Choose any one part of them, Since both parts are separately in equilibrium. Let we choose right hand side portion (as shown in fig(b). And the Right hand parts of truss is in equilibrium under the action of following forces,
1. Reaction RD = 23.33KN
2. 20KN load at joint C
3. Force TBC in member BC (From C to B)
4. Force TBE in member BE (From E to B)
5. Force TFE in member FE (From E to F)
All three forces are assumed to be tensile
Now we take moment of all these five forces only from any point of the truss for getting the answers quickly
Taking moment about point E, of all the five forces given above
∑ME = 0
(Moment of Force TBE,TEF and 20KN about point E is zero, since point E lies on the line of action of that forces)
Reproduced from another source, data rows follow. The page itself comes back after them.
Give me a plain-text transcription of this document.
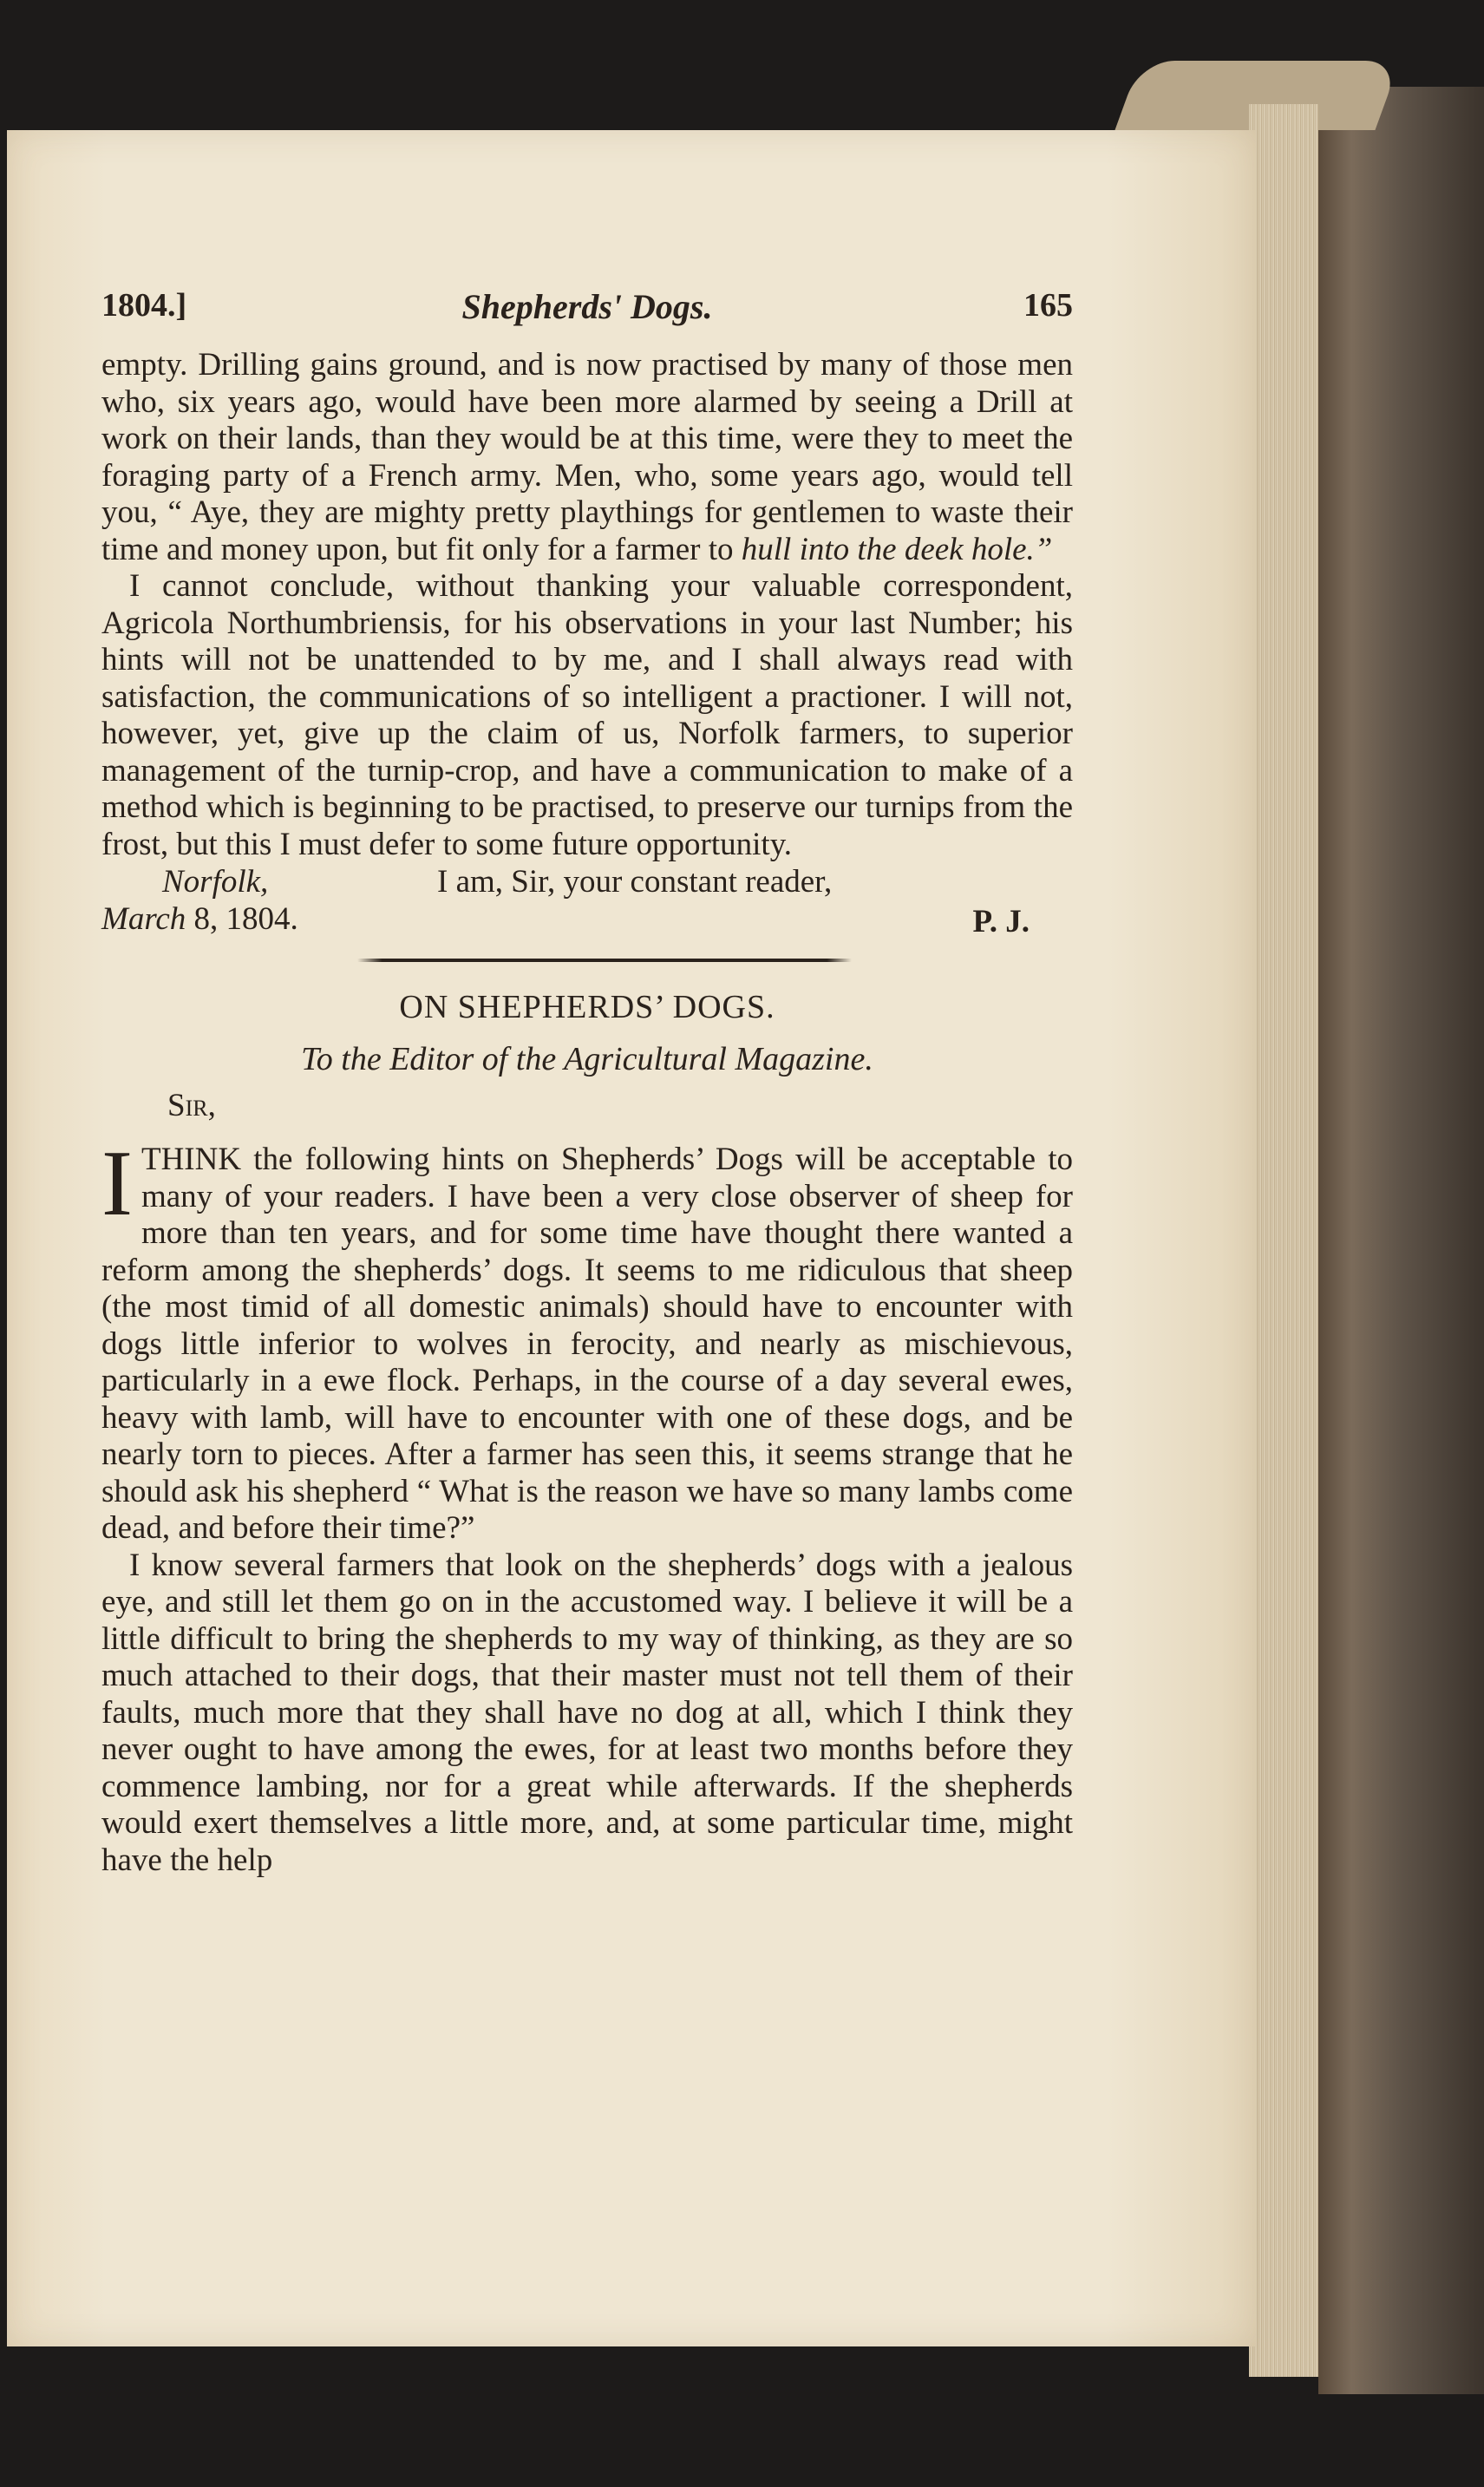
1804.]	Shepherds' Dogs.	165

empty. Drilling gains ground, and is now practised by many of those men who, six years ago, would have been more alarmed by seeing a Drill at work on their lands, than they would be at this time, were they to meet the foraging party of a French army. Men, who, some years ago, would tell you, “ Aye, they are mighty pretty playthings for gentlemen to waste their time and money upon, but fit only for a farmer to hull into the deek hole.”

I cannot conclude, without thanking your valuable correspondent, Agricola Northumbriensis, for his observations in your last Number; his hints will not be unattended to by me, and I shall always read with satisfaction, the communications of so intelligent a practioner. I will not, however, yet, give up the claim of us, Norfolk farmers, to superior management of the turnip-crop, and have a communication to make of a method which is beginning to be practised, to preserve our turnips from the frost, but this I must defer to some future opportunity.

Norfolk,	I am, Sir, your constant reader,
March 8, 1804.	P. J.
ON SHEPHERDS’ DOGS.
To the Editor of the Agricultural Magazine.
Sir,

ITHINK the following hints on Shepherds’ Dogs will be acceptable to many of your readers. I have been a very close observer of sheep for more than ten years, and for some time have thought there wanted a reform among the shepherds’ dogs. It seems to me ridiculous that sheep (the most timid of all domestic animals) should have to encounter with dogs little inferior to wolves in ferocity, and nearly as mischievous, particularly in a ewe flock. Perhaps, in the course of a day several ewes, heavy with lamb, will have to encounter with one of these dogs, and be nearly torn to pieces. After a farmer has seen this, it seems strange that he should ask his shepherd “ What is the reason we have so many lambs come dead, and before their time?”

I know several farmers that look on the shepherds’ dogs with a jealous eye, and still let them go on in the accustomed way. I believe it will be a little difficult to bring the shepherds to my way of thinking, as they are so much attached to their dogs, that their master must not tell them of their faults, much more that they shall have no dog at all, which I think they never ought to have among the ewes, for at least two months before they commence lambing, nor for a great while afterwards. If the shepherds would exert themselves a little more, and, at some particular time, might have the help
– RD x ED + TEF x 0 + TBE x 0 – TBC x CE + 20 x 0 = 0
– RD x 3 – TBC x 3 = 0
TBC = – 23.33KN ... (iv)
TBC = 23.33KN (Compressive)
Taking moment about point B, of all the five forces given above
∑MB = 0
(Moment of Force TBE, TBC force about point B is zero)
– RD x FD + TBC X 0 + TBE X 0 + TFE X CE + 20 X BC = 0
– RD X FD + TFE X CE + 20 X BC = 0
–23.33 X 6 + TFE X 3 + 20 X 3 = 0
TFE = 26.66KN ...(v)
TFE = 26.66KN (Tensile)
Taking moment about point F, of all the five forces given above
∑MF = 0
(Moment of Force TFE about point B is zero)
– RD x FD – TBC x EC – TBE cos45º x FE + TFE x 0 + 20 x FE = 0
–23.33 x 6 + 23.33 x 3 – TBE cos 45º x 3 + 20 x 3 = 0
TBE = 4.71KN
TBE = 4.71KN (Tensile)